W czasach rzymskich podmiejskie wille pełniły niezwykle ważną funkcję w życiu każdego obywatela cesarstwa. Rzymska willa była powiązana z rozległym gospodarstwem rolnym i pełniła dwojaką funkcję. Z jednej strony była źródłem produktów rolnych, które trafiały na stół rodziny właściciela oraz na sprzedaż, zapewniając w ten sposób dochód. Z drugiej strony, willa była miejscem, w którym Rzymianin mógł oddawać się otium, czyli doskonalić swojego ducha lekturą, sztuką pisania oraz studiowaniem pism filozofów i poetów.
Willa w Poggio a Caiano a Giuliano da Sangallo
W 1474 roku Wawrzyniec Wspaniały kupił pierwszą parcelę terenu w okolicy miejscowości Poggio a Caiano a wraz z nią także niewielki fortyfikowany zamek położony na szczycie wzgórza nad rzeką Ombrone. W ten sposób Wawrzyniec chciał odtworzyć ideę rzymskiej willi podmiejskiej, w formie gospodarstwa rolnego oraz prywatnej rezydencji rodziny rządzącej Florencją.

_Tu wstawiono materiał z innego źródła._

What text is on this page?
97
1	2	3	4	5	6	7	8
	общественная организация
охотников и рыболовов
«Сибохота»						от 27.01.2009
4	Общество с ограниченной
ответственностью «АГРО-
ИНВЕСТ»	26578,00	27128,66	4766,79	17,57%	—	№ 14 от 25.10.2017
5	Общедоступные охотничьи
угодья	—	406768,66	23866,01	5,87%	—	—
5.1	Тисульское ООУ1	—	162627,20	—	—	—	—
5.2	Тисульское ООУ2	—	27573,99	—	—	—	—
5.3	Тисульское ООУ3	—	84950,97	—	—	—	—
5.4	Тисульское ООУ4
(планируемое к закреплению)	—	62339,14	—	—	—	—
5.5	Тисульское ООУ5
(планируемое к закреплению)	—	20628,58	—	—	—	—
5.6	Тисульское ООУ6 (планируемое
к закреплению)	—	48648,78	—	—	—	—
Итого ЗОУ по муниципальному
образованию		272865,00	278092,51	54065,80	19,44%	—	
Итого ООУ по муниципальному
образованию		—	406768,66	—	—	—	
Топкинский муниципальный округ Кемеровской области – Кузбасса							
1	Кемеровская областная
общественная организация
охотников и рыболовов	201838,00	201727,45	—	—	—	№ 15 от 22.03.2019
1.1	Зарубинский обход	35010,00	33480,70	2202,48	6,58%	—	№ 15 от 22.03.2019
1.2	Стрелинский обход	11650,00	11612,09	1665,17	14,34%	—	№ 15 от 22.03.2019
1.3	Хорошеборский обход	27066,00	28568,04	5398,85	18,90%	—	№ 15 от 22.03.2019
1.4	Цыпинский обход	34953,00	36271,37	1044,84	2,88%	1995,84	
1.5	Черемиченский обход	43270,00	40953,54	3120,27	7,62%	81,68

Nowa willa została zaprojektowana przez Giuliana da Sangallo, architekta blisko związanego z Medyceuszem i aktywnego na polu architektury w rozwijającym się stylu Renesansu. Giuliano był autorem harmonijnej konstrukcji kościoła Santa Maria delle Carceri w Prato, a kilka lat później stał się jednym z projektantów Bazyliki Świętego Piotra w Rzymie.
W swoim projekcie willi w Poggio a Caiano Sangallo wzorował się na niektórych rozwiązaniach rzymskiej architektury willowej. Z nich zaczerpnął pomysł na wysokie podcienia, rzymskie basis villae, na których wspiera się główny korpus budynku. Kolejnym odwołaniem do Antyku jest monumentalny fronton wsparty na sześciu jońskich kolumnach, który dekoruje główne wejście do willi.
Inwestycja w tak rozległą posiadłość była wyrazem władzy Medyceuszy oraz ich dominującej pozycji na scenie politycznej Florencji. Wawrzyniec chciał, aby sama willa, poprzez swoją architekturę, wyrażała ideę kontroli, jaką jego rodzina obejmowała terytorium Republiki Florenckiej. Położenie willi na szczycie wzgórza gwarantowało jej dominującą pozycję w krajobrazie okolicy. Co więcej, budynek willi został otoczony tarasem, biegnącym na szczycie podcieni parteru. Z tego uprzywilejowanego punktu Medyceusze mogli nadzorować i kontrolować swoje włości. Wille były więc narzędziem manifestacji władzy Medyceuszy w Toskanii i pełniły funkcję ich lokalnej siedziby.
Willa w Poggio a Caiano została nazwana Ambra, tak jak nimfa Ambra, bohaterka bukolicznych poematów Angela Poliziano i samego Wawrzyńca.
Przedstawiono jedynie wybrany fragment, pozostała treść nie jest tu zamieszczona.